O mercado era propício, a maré, influenciada pela lua cheia (todo mundo se encheu), indicava revolução dos astros, o que poderia conduzi-los aos páramos da glória, ou ao infortúnio dos cárceres. Invocada assim a proteção divina (afinal Deus é brasileiro), todos circunspectos e meditabundos, foi declarada pelo Presidente a oração que traria, dos arcanos d’além túmulo, a gloriosa memória de antepassados para, das estepes em que se encontrassem servissem de alento e incentivo para nossos patrícios ali presentes que, a despeito do juramento de bem servir, não conseguiam, sequer, melhorar sua condição de vida (intelectual é claro), demonstrando, cada qual, paupérrima fisionomia de aidético confesso, reconhecido, diagnosticado e programado para a travessia do umbral em direção ao excelso nirvana ou melhores paragens divinas.
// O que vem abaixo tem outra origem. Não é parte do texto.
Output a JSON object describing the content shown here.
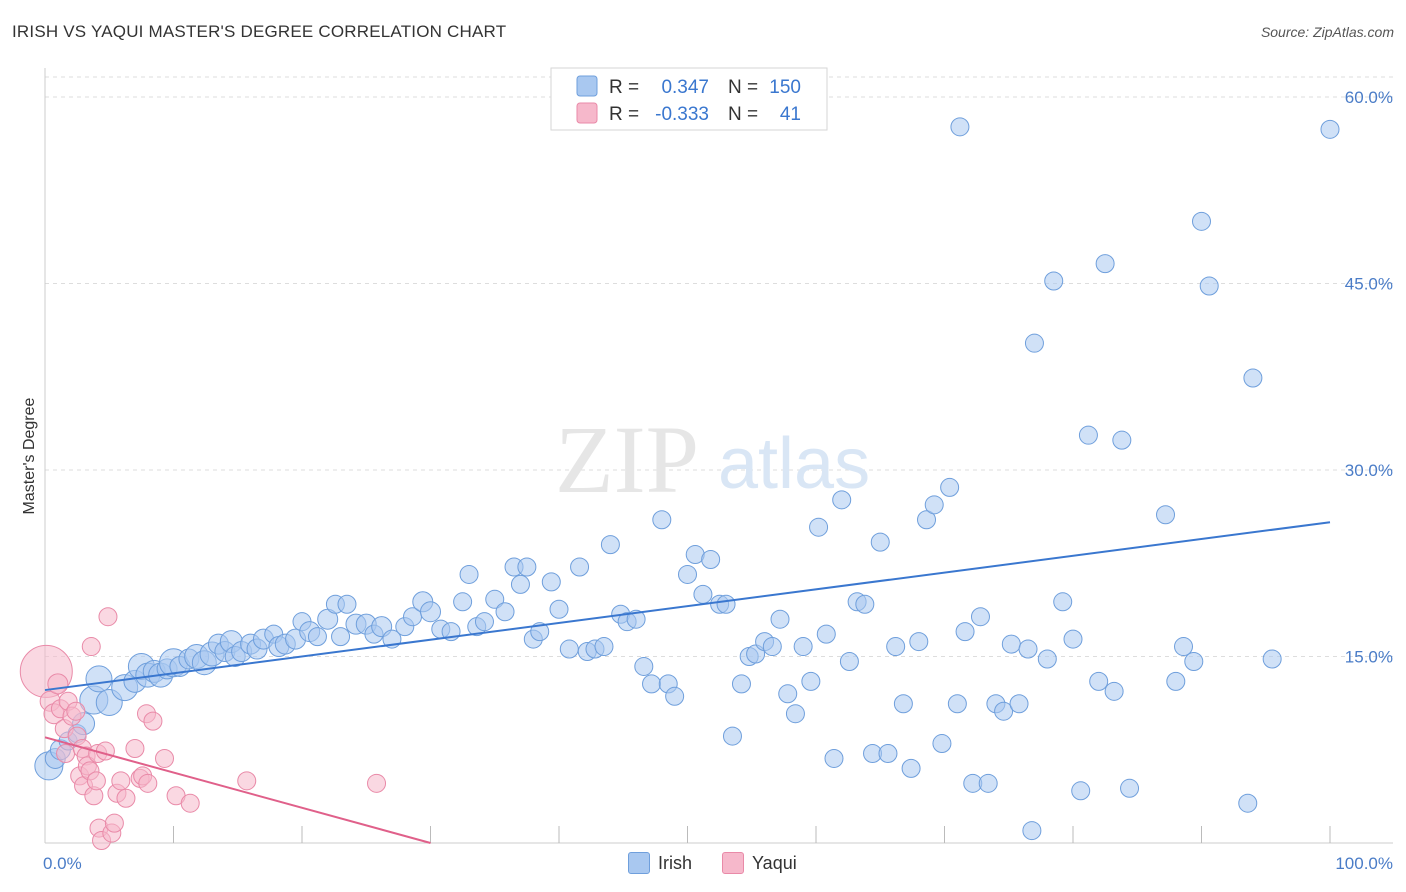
{
  "title": "IRISH VS YAQUI MASTER'S DEGREE CORRELATION CHART",
  "source": "Source: ZipAtlas.com",
  "watermark": {
    "zip": "ZIP",
    "atlas": "atlas"
  },
  "colors": {
    "irish_fill": "#a9c8f0",
    "irish_stroke": "#6f9fdc",
    "irish_line": "#3a77cf",
    "yaqui_fill": "#f6b8cb",
    "yaqui_stroke": "#e98aa8",
    "yaqui_line": "#e0608a",
    "tick_text": "#4a7cc7",
    "grid": "#dddddd"
  },
  "legend": {
    "rows": [
      {
        "r_label": "R =",
        "r_value": "0.347",
        "n_label": "N =",
        "n_value": "150",
        "series": "Irish"
      },
      {
        "r_label": "R =",
        "r_value": "-0.333",
        "n_label": "N =",
        "n_value": "41",
        "series": "Yaqui"
      }
    ]
  },
  "chart_data": {
    "type": "scatter",
    "title": "IRISH VS YAQUI MASTER'S DEGREE CORRELATION CHART",
    "xlabel": "",
    "ylabel": "Master's Degree",
    "xlim": [
      0,
      100
    ],
    "ylim": [
      0,
      60
    ],
    "x_tick_labels": [
      "0.0%",
      "100.0%"
    ],
    "y_ticks": [
      15,
      30,
      45,
      60
    ],
    "y_tick_labels": [
      "15.0%",
      "30.0%",
      "45.0%",
      "60.0%"
    ],
    "grid": true,
    "legend_position": "top-center",
    "series": [
      {
        "name": "Irish",
        "trend": {
          "x": [
            0,
            100
          ],
          "y": [
            12.3,
            25.8
          ]
        },
        "points": [
          [
            0.3,
            6.2,
            14
          ],
          [
            0.8,
            6.8,
            10
          ],
          [
            1.2,
            7.5,
            10
          ],
          [
            1.8,
            8.2,
            9
          ],
          [
            2.5,
            8.8,
            9
          ],
          [
            3.0,
            9.6,
            11
          ],
          [
            3.8,
            11.5,
            14
          ],
          [
            4.2,
            13.2,
            13
          ],
          [
            5.0,
            11.3,
            13
          ],
          [
            6.2,
            12.5,
            13
          ],
          [
            7.0,
            13.0,
            11
          ],
          [
            7.5,
            14.2,
            13
          ],
          [
            8.0,
            13.5,
            12
          ],
          [
            8.5,
            13.8,
            11
          ],
          [
            9.0,
            13.5,
            12
          ],
          [
            9.5,
            14.0,
            10
          ],
          [
            10.0,
            14.5,
            14
          ],
          [
            10.5,
            14.2,
            10
          ],
          [
            11.2,
            14.8,
            10
          ],
          [
            11.8,
            15.0,
            12
          ],
          [
            12.4,
            14.5,
            12
          ],
          [
            13.0,
            15.2,
            12
          ],
          [
            13.5,
            16.0,
            10
          ],
          [
            14.0,
            15.4,
            10
          ],
          [
            14.5,
            16.2,
            11
          ],
          [
            14.8,
            15.0,
            10
          ],
          [
            15.3,
            15.4,
            10
          ],
          [
            16.0,
            16.0,
            10
          ],
          [
            16.5,
            15.6,
            10
          ],
          [
            17.0,
            16.4,
            10
          ],
          [
            17.8,
            16.8,
            9
          ],
          [
            18.2,
            15.8,
            10
          ],
          [
            18.7,
            16.0,
            10
          ],
          [
            19.5,
            16.4,
            10
          ],
          [
            20.0,
            17.8,
            9
          ],
          [
            20.6,
            17.0,
            10
          ],
          [
            21.2,
            16.6,
            9
          ],
          [
            22.0,
            18.0,
            10
          ],
          [
            22.6,
            19.2,
            9
          ],
          [
            23.0,
            16.6,
            9
          ],
          [
            23.5,
            19.2,
            9
          ],
          [
            24.2,
            17.6,
            10
          ],
          [
            25.0,
            17.6,
            10
          ],
          [
            25.6,
            16.8,
            9
          ],
          [
            26.2,
            17.4,
            10
          ],
          [
            27.0,
            16.4,
            9
          ],
          [
            28.0,
            17.4,
            9
          ],
          [
            28.6,
            18.2,
            9
          ],
          [
            29.4,
            19.4,
            10
          ],
          [
            30.0,
            18.6,
            10
          ],
          [
            30.8,
            17.2,
            9
          ],
          [
            31.6,
            17.0,
            9
          ],
          [
            32.5,
            19.4,
            9
          ],
          [
            33.0,
            21.6,
            9
          ],
          [
            33.6,
            17.4,
            9
          ],
          [
            34.2,
            17.8,
            9
          ],
          [
            35.0,
            19.6,
            9
          ],
          [
            35.8,
            18.6,
            9
          ],
          [
            36.5,
            22.2,
            9
          ],
          [
            37.0,
            20.8,
            9
          ],
          [
            37.5,
            22.2,
            9
          ],
          [
            38.0,
            16.4,
            9
          ],
          [
            38.5,
            17.0,
            9
          ],
          [
            39.4,
            21.0,
            9
          ],
          [
            40.0,
            18.8,
            9
          ],
          [
            40.8,
            15.6,
            9
          ],
          [
            41.6,
            22.2,
            9
          ],
          [
            42.2,
            15.4,
            9
          ],
          [
            42.8,
            15.6,
            9
          ],
          [
            43.5,
            15.8,
            9
          ],
          [
            44.0,
            24.0,
            9
          ],
          [
            44.8,
            18.4,
            9
          ],
          [
            45.3,
            17.8,
            9
          ],
          [
            46.0,
            18.0,
            9
          ],
          [
            46.6,
            14.2,
            9
          ],
          [
            47.2,
            12.8,
            9
          ],
          [
            48.0,
            26.0,
            9
          ],
          [
            48.5,
            12.8,
            9
          ],
          [
            49.0,
            11.8,
            9
          ],
          [
            50.0,
            21.6,
            9
          ],
          [
            50.6,
            23.2,
            9
          ],
          [
            51.2,
            20.0,
            9
          ],
          [
            51.8,
            22.8,
            9
          ],
          [
            52.5,
            19.2,
            9
          ],
          [
            53.0,
            19.2,
            9
          ],
          [
            53.5,
            8.6,
            9
          ],
          [
            54.2,
            12.8,
            9
          ],
          [
            54.8,
            15.0,
            9
          ],
          [
            55.3,
            15.2,
            9
          ],
          [
            56.0,
            16.2,
            9
          ],
          [
            56.6,
            15.8,
            9
          ],
          [
            57.2,
            18.0,
            9
          ],
          [
            57.8,
            12.0,
            9
          ],
          [
            58.4,
            10.4,
            9
          ],
          [
            59.0,
            15.8,
            9
          ],
          [
            59.6,
            13.0,
            9
          ],
          [
            60.2,
            25.4,
            9
          ],
          [
            60.8,
            16.8,
            9
          ],
          [
            61.4,
            6.8,
            9
          ],
          [
            62.0,
            27.6,
            9
          ],
          [
            62.6,
            14.6,
            9
          ],
          [
            63.2,
            19.4,
            9
          ],
          [
            63.8,
            19.2,
            9
          ],
          [
            64.4,
            7.2,
            9
          ],
          [
            65.0,
            24.2,
            9
          ],
          [
            65.6,
            7.2,
            9
          ],
          [
            66.2,
            15.8,
            9
          ],
          [
            66.8,
            11.2,
            9
          ],
          [
            67.4,
            6.0,
            9
          ],
          [
            68.0,
            16.2,
            9
          ],
          [
            68.6,
            26.0,
            9
          ],
          [
            69.2,
            27.2,
            9
          ],
          [
            69.8,
            8.0,
            9
          ],
          [
            70.4,
            28.6,
            9
          ],
          [
            71.0,
            11.2,
            9
          ],
          [
            71.6,
            17.0,
            9
          ],
          [
            72.2,
            4.8,
            9
          ],
          [
            72.8,
            18.2,
            9
          ],
          [
            73.4,
            4.8,
            9
          ],
          [
            74.0,
            11.2,
            9
          ],
          [
            74.6,
            10.6,
            9
          ],
          [
            75.2,
            16.0,
            9
          ],
          [
            75.8,
            11.2,
            9
          ],
          [
            76.5,
            15.6,
            9
          ],
          [
            77.0,
            40.2,
            9
          ],
          [
            78.0,
            14.8,
            9
          ],
          [
            78.5,
            45.2,
            9
          ],
          [
            79.2,
            19.4,
            9
          ],
          [
            80.0,
            16.4,
            9
          ],
          [
            80.6,
            4.2,
            9
          ],
          [
            81.2,
            32.8,
            9
          ],
          [
            82.0,
            13.0,
            9
          ],
          [
            82.5,
            46.6,
            9
          ],
          [
            83.2,
            12.2,
            9
          ],
          [
            83.8,
            32.4,
            9
          ],
          [
            84.4,
            4.4,
            9
          ],
          [
            71.2,
            57.6,
            9
          ],
          [
            76.8,
            1.0,
            9
          ],
          [
            87.2,
            26.4,
            9
          ],
          [
            88.0,
            13.0,
            9
          ],
          [
            88.6,
            15.8,
            9
          ],
          [
            89.4,
            14.6,
            9
          ],
          [
            90.0,
            50.0,
            9
          ],
          [
            90.6,
            44.8,
            9
          ],
          [
            94.0,
            37.4,
            9
          ],
          [
            93.6,
            3.2,
            9
          ],
          [
            95.5,
            14.8,
            9
          ],
          [
            100.0,
            57.4,
            9
          ]
        ]
      },
      {
        "name": "Yaqui",
        "trend": {
          "x": [
            0,
            30
          ],
          "y": [
            8.5,
            0
          ]
        },
        "points": [
          [
            0.1,
            13.8,
            26
          ],
          [
            0.4,
            11.4,
            10
          ],
          [
            0.7,
            10.4,
            10
          ],
          [
            1.0,
            12.8,
            10
          ],
          [
            1.2,
            10.8,
            9
          ],
          [
            1.5,
            9.2,
            9
          ],
          [
            1.6,
            7.2,
            9
          ],
          [
            1.8,
            11.4,
            9
          ],
          [
            2.1,
            10.2,
            9
          ],
          [
            2.4,
            10.6,
            9
          ],
          [
            2.5,
            8.6,
            9
          ],
          [
            2.7,
            5.4,
            9
          ],
          [
            2.9,
            7.6,
            9
          ],
          [
            3.0,
            4.6,
            9
          ],
          [
            3.2,
            7.0,
            9
          ],
          [
            3.3,
            6.2,
            9
          ],
          [
            3.5,
            5.8,
            9
          ],
          [
            3.6,
            15.8,
            9
          ],
          [
            3.8,
            3.8,
            9
          ],
          [
            4.0,
            5.0,
            9
          ],
          [
            4.1,
            7.2,
            9
          ],
          [
            4.2,
            1.2,
            9
          ],
          [
            4.4,
            0.2,
            9
          ],
          [
            4.7,
            7.4,
            9
          ],
          [
            4.9,
            18.2,
            9
          ],
          [
            5.2,
            0.8,
            9
          ],
          [
            5.4,
            1.6,
            9
          ],
          [
            5.6,
            4.0,
            9
          ],
          [
            5.9,
            5.0,
            9
          ],
          [
            6.3,
            3.6,
            9
          ],
          [
            7.0,
            7.6,
            9
          ],
          [
            7.4,
            5.2,
            9
          ],
          [
            7.6,
            5.4,
            9
          ],
          [
            7.9,
            10.4,
            9
          ],
          [
            8.0,
            4.8,
            9
          ],
          [
            8.4,
            9.8,
            9
          ],
          [
            9.3,
            6.8,
            9
          ],
          [
            10.2,
            3.8,
            9
          ],
          [
            11.3,
            3.2,
            9
          ],
          [
            15.7,
            5.0,
            9
          ],
          [
            25.8,
            4.8,
            9
          ]
        ]
      }
    ]
  },
  "bottom_legend": [
    {
      "label": "Irish",
      "color": "#a9c8f0"
    },
    {
      "label": "Yaqui",
      "color": "#f6b8cb"
    }
  ]
}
O ambiente era o mais exacerbado possível. Havia televisão para testemunhar, documentar e condenar os fatos a fim de transmiti-los aos ausentes o efetivo conhecimento do que houvesse ocorrido na benéfica reunião. Ouvia-se o som do caminhão da CUT convidando a todos para a paz e a tranqüilidade, já que o assunto era por demais conhecido e não restariam dúvidas a serem solucionadas, o que colocava em êxtase profundo todos os participantes, já que, notadamente, benfeitores da humanidade. Entretanto, desentendimentos existem para solapar o silêncio sepulcral e quase divino, mas, para felicidade de todos, aquele abraço soluciona a questão.
Os presentes respeitavam tudo: alguns orando quase histericamente, outros em profunda meditação, pois não sabiam se estava presente alguma entidade do além que pudesse eclodir no consciente o que jazia no subconsciente dos participantes. Parecia, realmente, uma demonstração de interesse público, de amor pelo torrão natal, de cumprimento pelo juramento de bem servir à pátria, de ajudar aquela cidade dos confins brasileiro, cujo destino caminhava para o ostracismo (exceção, claro, do setor educacional). Pairava a dúvida. E o deboche continuou num cinismo incontrolável, ora defendendo votos passados (ou futuros), ora defendendo benesses e empregos auferidos ou conchavos para o amanhã, ou silentemente aguardando o desfecho, pois do rescaldo poderiam sobrar farpas indesejáveis. Mas, afinal, entre mortos e feridos, todos se salvaram, sem sorrisos e sem lágrimas, é claro, mas prometendo voltar nos próximos dias, esperançosos, alegres e risonhos para um novo dia. (Itamir Crivelli)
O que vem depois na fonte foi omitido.